Ausfahrt
(Überschreitungen der Linie)
Von Martin KruscheDie Wandlung des
Computers vom Universalrechner zur Simulationsmaschine steht auch
für die Wandlung unserer Realitätskonzepte und -auffassungen. Die Trennung zwischen
analogem und virtuellem Raum erscheint mir bloß vorläufig. Da
sich unsere Vorstellungen von Realität unter dem Einfluß der neuen
Kommunikationstechnologien zu ändern begonnen haben, verschieben sich ebenso unsere
Auffassungen und Erfahrungen, was Raum sei. Wahrnehmung, Denken und Körperlichkeit sind
davon stark betroffen.
Seit der griechischen Antike ist die
Unterscheidung von Öffentlichkeit und Privatsphäre ein durchgängiges Thema in unserer
Kultur. Die Debatte über das Kräftespiel zwischen Eigennutz und Gemeinwohl hat ähnliche
Tradition. Mit der Entwicklung einer bürgerlichen Öffentlichkeit, deren
Wurzeln in Europa im 17. und 18. Jahrhundert zu finden sind, hat öffentlicher
Raum als politischer Raum neue Bedeutungen gewonnen.

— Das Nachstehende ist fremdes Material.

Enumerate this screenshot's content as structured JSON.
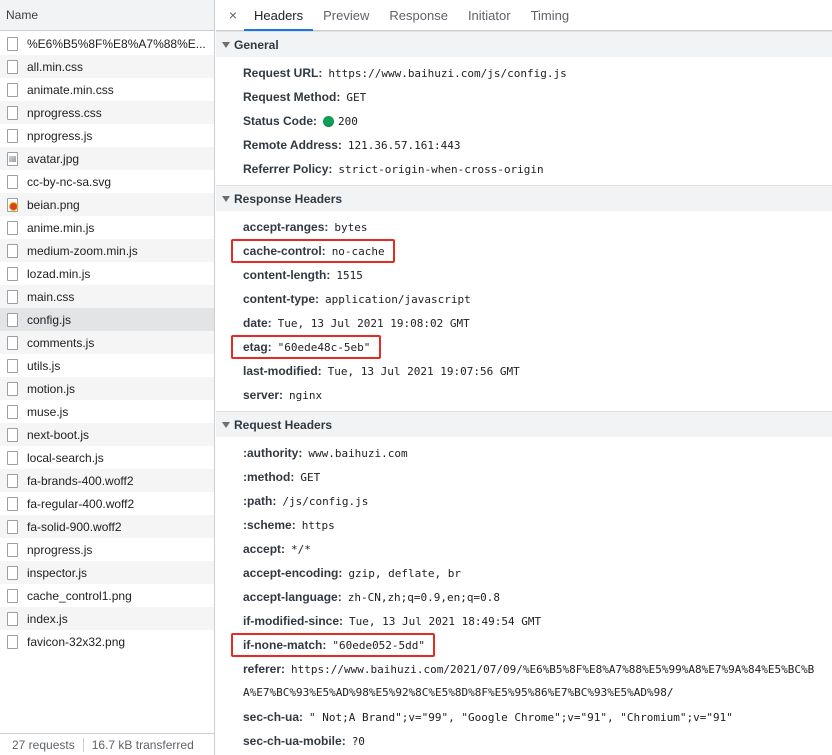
{
  "left": {
    "header": "Name",
    "files": [
      {
        "name": "%E6%B5%8F%E8%A7%88%E...",
        "icon": "doc-icon"
      },
      {
        "name": "all.min.css",
        "icon": "doc-icon"
      },
      {
        "name": "animate.min.css",
        "icon": "doc-icon"
      },
      {
        "name": "nprogress.css",
        "icon": "doc-icon"
      },
      {
        "name": "nprogress.js",
        "icon": "doc-icon"
      },
      {
        "name": "avatar.jpg",
        "icon": "image-icon"
      },
      {
        "name": "cc-by-nc-sa.svg",
        "icon": "doc-icon"
      },
      {
        "name": "beian.png",
        "icon": "badge-image-icon"
      },
      {
        "name": "anime.min.js",
        "icon": "doc-icon"
      },
      {
        "name": "medium-zoom.min.js",
        "icon": "doc-icon"
      },
      {
        "name": "lozad.min.js",
        "icon": "doc-icon"
      },
      {
        "name": "main.css",
        "icon": "doc-icon"
      },
      {
        "name": "config.js",
        "icon": "doc-icon",
        "selected": true
      },
      {
        "name": "comments.js",
        "icon": "doc-icon"
      },
      {
        "name": "utils.js",
        "icon": "doc-icon"
      },
      {
        "name": "motion.js",
        "icon": "doc-icon"
      },
      {
        "name": "muse.js",
        "icon": "doc-icon"
      },
      {
        "name": "next-boot.js",
        "icon": "doc-icon"
      },
      {
        "name": "local-search.js",
        "icon": "doc-icon"
      },
      {
        "name": "fa-brands-400.woff2",
        "icon": "doc-icon"
      },
      {
        "name": "fa-regular-400.woff2",
        "icon": "doc-icon"
      },
      {
        "name": "fa-solid-900.woff2",
        "icon": "doc-icon"
      },
      {
        "name": "nprogress.js",
        "icon": "doc-icon"
      },
      {
        "name": "inspector.js",
        "icon": "doc-icon"
      },
      {
        "name": "cache_control1.png",
        "icon": "doc-icon"
      },
      {
        "name": "index.js",
        "icon": "doc-icon"
      },
      {
        "name": "favicon-32x32.png",
        "icon": "doc-icon"
      }
    ],
    "status": {
      "requests": "27 requests",
      "transferred": "16.7 kB transferred"
    }
  },
  "tabs": {
    "close": "×",
    "items": [
      "Headers",
      "Preview",
      "Response",
      "Initiator",
      "Timing"
    ],
    "active": "Headers"
  },
  "general": {
    "title": "General",
    "rows": [
      {
        "key": "Request URL:",
        "value": "https://www.baihuzi.com/js/config.js"
      },
      {
        "key": "Request Method:",
        "value": "GET"
      },
      {
        "key": "Status Code:",
        "value": "200",
        "status_dot_color": "#0f9d58"
      },
      {
        "key": "Remote Address:",
        "value": "121.36.57.161:443"
      },
      {
        "key": "Referrer Policy:",
        "value": "strict-origin-when-cross-origin"
      }
    ]
  },
  "response_headers": {
    "title": "Response Headers",
    "rows": [
      {
        "key": "accept-ranges:",
        "value": "bytes"
      },
      {
        "key": "cache-control:",
        "value": "no-cache",
        "highlighted": true
      },
      {
        "key": "content-length:",
        "value": "1515"
      },
      {
        "key": "content-type:",
        "value": "application/javascript"
      },
      {
        "key": "date:",
        "value": "Tue, 13 Jul 2021 19:08:02 GMT"
      },
      {
        "key": "etag:",
        "value": "\"60ede48c-5eb\"",
        "highlighted": true
      },
      {
        "key": "last-modified:",
        "value": "Tue, 13 Jul 2021 19:07:56 GMT"
      },
      {
        "key": "server:",
        "value": "nginx"
      }
    ]
  },
  "request_headers": {
    "title": "Request Headers",
    "rows": [
      {
        "key": ":authority:",
        "value": "www.baihuzi.com"
      },
      {
        "key": ":method:",
        "value": "GET"
      },
      {
        "key": ":path:",
        "value": "/js/config.js"
      },
      {
        "key": ":scheme:",
        "value": "https"
      },
      {
        "key": "accept:",
        "value": "*/*"
      },
      {
        "key": "accept-encoding:",
        "value": "gzip, deflate, br"
      },
      {
        "key": "accept-language:",
        "value": "zh-CN,zh;q=0.9,en;q=0.8"
      },
      {
        "key": "if-modified-since:",
        "value": "Tue, 13 Jul 2021 18:49:54 GMT"
      },
      {
        "key": "if-none-match:",
        "value": "\"60ede052-5dd\"",
        "highlighted": true
      },
      {
        "key": "referer:",
        "value": "https://www.baihuzi.com/2021/07/09/%E6%B5%8F%E8%A7%88%E5%99%A8%E7%9A%84%E5%BC%BA%E7%BC%93%E5%AD%98%E5%92%8C%E5%8D%8F%E5%95%86%E7%BC%93%E5%AD%98/",
        "wrap": true
      },
      {
        "key": "sec-ch-ua:",
        "value": "\" Not;A Brand\";v=\"99\", \"Google Chrome\";v=\"91\", \"Chromium\";v=\"91\""
      },
      {
        "key": "sec-ch-ua-mobile:",
        "value": "?0"
      }
    ]
  },
  "colors": {
    "highlight": "#e52b22",
    "tab_active": "#1a73e8",
    "status_ok": "#0f9d58"
  }
}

Was wiegen solche Vorstellungen in der
Gegenwart? Was bedeutet uns heute öffentlicher Raum ... besonders, wo uns von
kommerziellen Anbietern der virtuelle Raum mit großem Enthusiasmus als
Zone der Begehrlichkeit angedient wird? Was bedeuten uns vorliegende
Regelwerke? Welche Rolle spielen dabei bestimmte Codes, also Zeichensysteme?
Zum Beispiel: ein Automobil gilt als
eingegrenzte Privatsphäre, die im öffentlichen Raum bewegt werden kann. Viele
problematische Seiten des Verkehrsgeschehens werden dieser Verschränkung zugeschrieben.
Daß Menschen, in Maschinen mit erheblichem Gefahrenpotential sitzend, im öffentlichen
Raum quasi-private Konfliktsituationen austragen.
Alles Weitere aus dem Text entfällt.